Polysulfone/Graphene Oxide Mixed Matrix Membranes for Improved CO₂/CH₄ Separation

This research focuses on developing and optimizing mixed matrix membranes (MMMs) by incorporating graphene oxide (GO) into a polysulfone (PSF) matrix to enhance the separation performance of CO₂ and CH₄. The morphology and gas separation performance of the MMMs were systematically characterized. The incorporation of GO enhanced gas permeation and CO₂/CH₄ selectivity, as evaluated using a gas permeation setup. Notably, the PSF/GO-0.3 wt.% membrane exhibited superior performance, achieving a CO₂ permeability of 21.63 Barrer, among the highest reported for PSF-based MMMs.
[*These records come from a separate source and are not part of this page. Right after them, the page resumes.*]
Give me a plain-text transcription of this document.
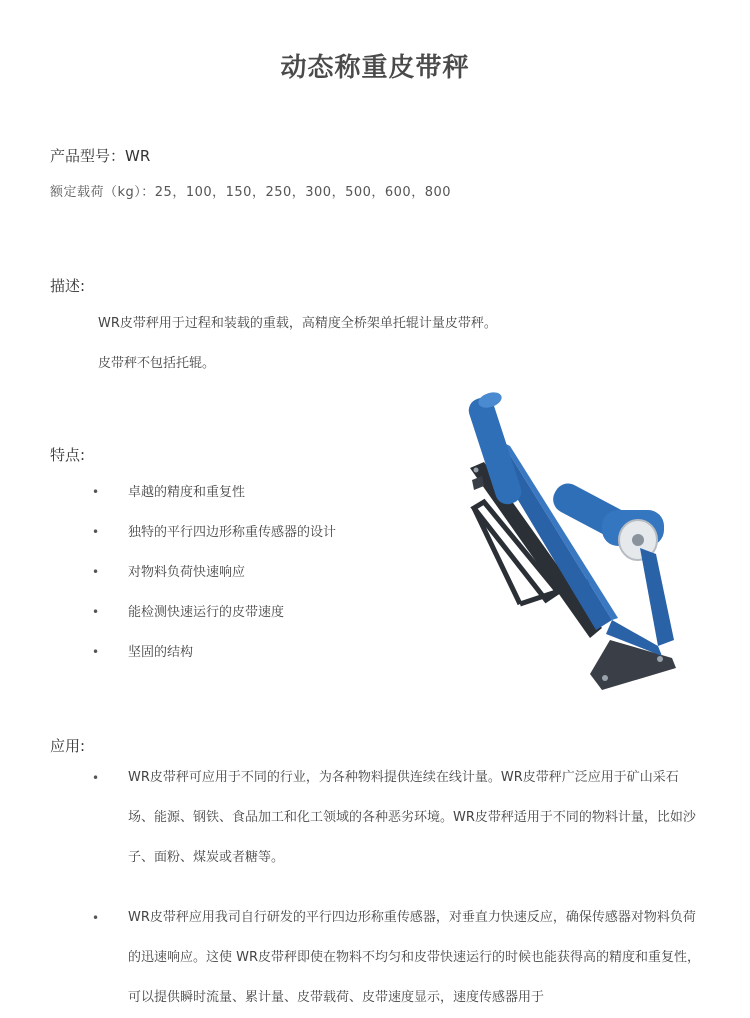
动态称重皮带秤
产品型号：WR
额定载荷（kg）：25，100，150，250，300，500，600，800
描述:
WR皮带秤用于过程和装载的重载，高精度全桥架单托辊计量皮带秤。
皮带秤不包括托辊。
特点:
• 卓越的精度和重复性
• 独特的平行四边形称重传感器的设计
• 对物料负荷快速响应
• 能检测快速运行的皮带速度
• 坚固的结构
应用:
• WR皮带秤可应用于不同的行业，为各种物料提供连续在线计量。WR皮带秤广泛应用于矿山采石场、能源、钢铁、食品加工和化工领域的各种恶劣环境。WR皮带秤适用于不同的物料计量，比如沙子、面粉、煤炭或者糖等。
• WR皮带秤应用我司自行研发的平行四边形称重传感器，对垂直力快速反应，确保传感器对物料负荷的迅速响应。这使 WR皮带秤即使在物料不均匀和皮带快速运行的时候也能获得高的精度和重复性，可以提供瞬时流量、累计量、皮带载荷、皮带速度显示，速度传感器用于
Additionally, the membrane demonstrated a CO₂/CH₄ selectivity of 14.32, highlighting its effectiveness in distinguishing between the two gases, which is essential for carbon capture and natural gas decontamination applications. The uniform distribution of GO within the polymer matrix contributed to the membrane’s enhanced performance. Furthermore, the MMMs exhibited outstanding resistance to CO₂ plasticization, with the PSF/GO-0.3 wt.% membrane maintaining its performance at pressures up to 10 bar, a significant improvement over the pristine PSF membrane, which failed at 4 bar. The improved plasticization resistance is ascribed to the reinforcing effect of GO, which stabilizes the polymer matrix, minimizing CO₂-induced swelling. The PSF/GO-0.3 wt.% membrane exhibited exceptional CO₂ permeability, selectivity, and plasticization resistance, making it a viable alternative for industrial gas separation applications and outperforming previously reported PSF-based MMMs.